Peter Dornauf – 5 March, 2012
These works do not declaim or proclaim themselves in loud voice. One could almost be forgiven for thinking nothing was on show in a room so minimal and the creations so small. They are miniatures of architectural abstraction no more than centimetres in size, exquisitely rendered exercises in geometric forms.
Size matters, they say, though others would claim it’s more the skill of the magician. Peter Trevelyan has it both ways, his work of recent years ranging from the gargantuan to the Lilliputian in its format. In his current exhibition at Ramp Gallery, Waikato Wintec, he plays the conjuror, working on an extraordinary diminutive scale with his delicate materials.
Small is beautiful is not a mantra that springs immediately to mind when contemplating the visual arts. From McCahon to Cotton to Reynolds, to Albrecht to Pule and back, the rule is big. Precedents start with Michelangelo and reach right up to Pollock. But Selected Proofs, by Trevelyan must rate as some of the smallest sculptural constructions on record. There are thirty four of them in total, arranged on a narrow white shelf set along two of the gallery walls. The rest of the gallery is empty. Needless to say, these works do not declaim or proclaim themselves in loud voice. One could almost be forgiven for thinking nothing was on show in a room so minimal and the creations so small. They are miniatures of architectural abstraction no more than centimetres in size, exquisitely rendered exercises in geometric forms.
Exquisite enough in themselves, it is once the viewer becomes cognisant of the materials employed that the response can only be one of astonishment.
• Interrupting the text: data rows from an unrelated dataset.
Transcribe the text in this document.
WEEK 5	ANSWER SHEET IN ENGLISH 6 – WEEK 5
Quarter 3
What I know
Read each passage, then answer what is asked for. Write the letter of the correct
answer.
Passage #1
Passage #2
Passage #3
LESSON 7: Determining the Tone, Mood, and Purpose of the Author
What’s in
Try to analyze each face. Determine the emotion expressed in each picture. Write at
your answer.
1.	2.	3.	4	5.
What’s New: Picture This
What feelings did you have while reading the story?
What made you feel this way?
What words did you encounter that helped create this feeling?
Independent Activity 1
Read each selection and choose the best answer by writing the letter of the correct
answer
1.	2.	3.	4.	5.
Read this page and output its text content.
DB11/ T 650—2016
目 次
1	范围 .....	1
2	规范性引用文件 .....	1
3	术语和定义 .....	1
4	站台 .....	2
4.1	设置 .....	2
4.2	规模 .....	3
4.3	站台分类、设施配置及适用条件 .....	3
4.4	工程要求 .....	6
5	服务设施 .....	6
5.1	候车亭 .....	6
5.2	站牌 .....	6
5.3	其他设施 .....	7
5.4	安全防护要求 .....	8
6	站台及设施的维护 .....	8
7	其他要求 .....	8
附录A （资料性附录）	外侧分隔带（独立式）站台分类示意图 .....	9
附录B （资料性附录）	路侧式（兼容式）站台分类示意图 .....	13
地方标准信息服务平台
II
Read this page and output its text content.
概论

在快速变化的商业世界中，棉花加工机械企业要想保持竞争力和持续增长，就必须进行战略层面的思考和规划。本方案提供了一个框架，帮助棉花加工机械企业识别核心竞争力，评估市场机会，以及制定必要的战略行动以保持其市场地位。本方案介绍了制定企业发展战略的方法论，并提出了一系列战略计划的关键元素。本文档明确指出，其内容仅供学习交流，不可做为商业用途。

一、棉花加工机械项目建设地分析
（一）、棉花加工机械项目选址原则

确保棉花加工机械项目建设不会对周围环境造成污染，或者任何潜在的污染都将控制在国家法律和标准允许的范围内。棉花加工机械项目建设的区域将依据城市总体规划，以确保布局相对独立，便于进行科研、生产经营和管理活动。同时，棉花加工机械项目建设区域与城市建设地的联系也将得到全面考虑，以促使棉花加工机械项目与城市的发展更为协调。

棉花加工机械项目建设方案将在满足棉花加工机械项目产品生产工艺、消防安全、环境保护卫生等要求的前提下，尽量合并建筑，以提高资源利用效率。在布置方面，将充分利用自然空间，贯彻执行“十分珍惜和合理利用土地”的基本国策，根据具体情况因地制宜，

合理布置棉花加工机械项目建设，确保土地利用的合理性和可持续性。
Meticulously crafted, Trevelyan uses short lengths of thin pencil lead, glued together, to form his sculptural pieces. These studies in scaled-down abstract architectural forms, using triangles, pyramids and grids, create small cages of mathematical prisms, looking not too unlike structural frames for toy glasshouses. Examining them, one is reminded of studies in perspective, that invention of the Renaissance, which became the foundation for the new illusion of space for subsequent art practice. Trevelyan takes his cue from here, from Brunelleschi and others while at the same time recalling the marriage of art and architecture in twentieth century Constructivism that helped ironically give birth to the flattening of space with the advent of modernism.
But beyond these formal considerations, the works, because of their inherent fragility, raise other questions that have to do with another tension, that of friction between modern and postmodern. The works become metaphors for the unease and strain between absolutes, symbolized by geometry, (one recalls Plato’s dictum, “geometry is that which always persists”) and the ephemeral, embodied in the lightweight materials used to construct these vulnerable creations. Here is configured a fusion of opposites, the personification of contradiction, a meeting of temporal and the eternal that encapsulates the dilemma of current thought searching for ways to juggle antithetical claims and find a footing in the undecidability of it all.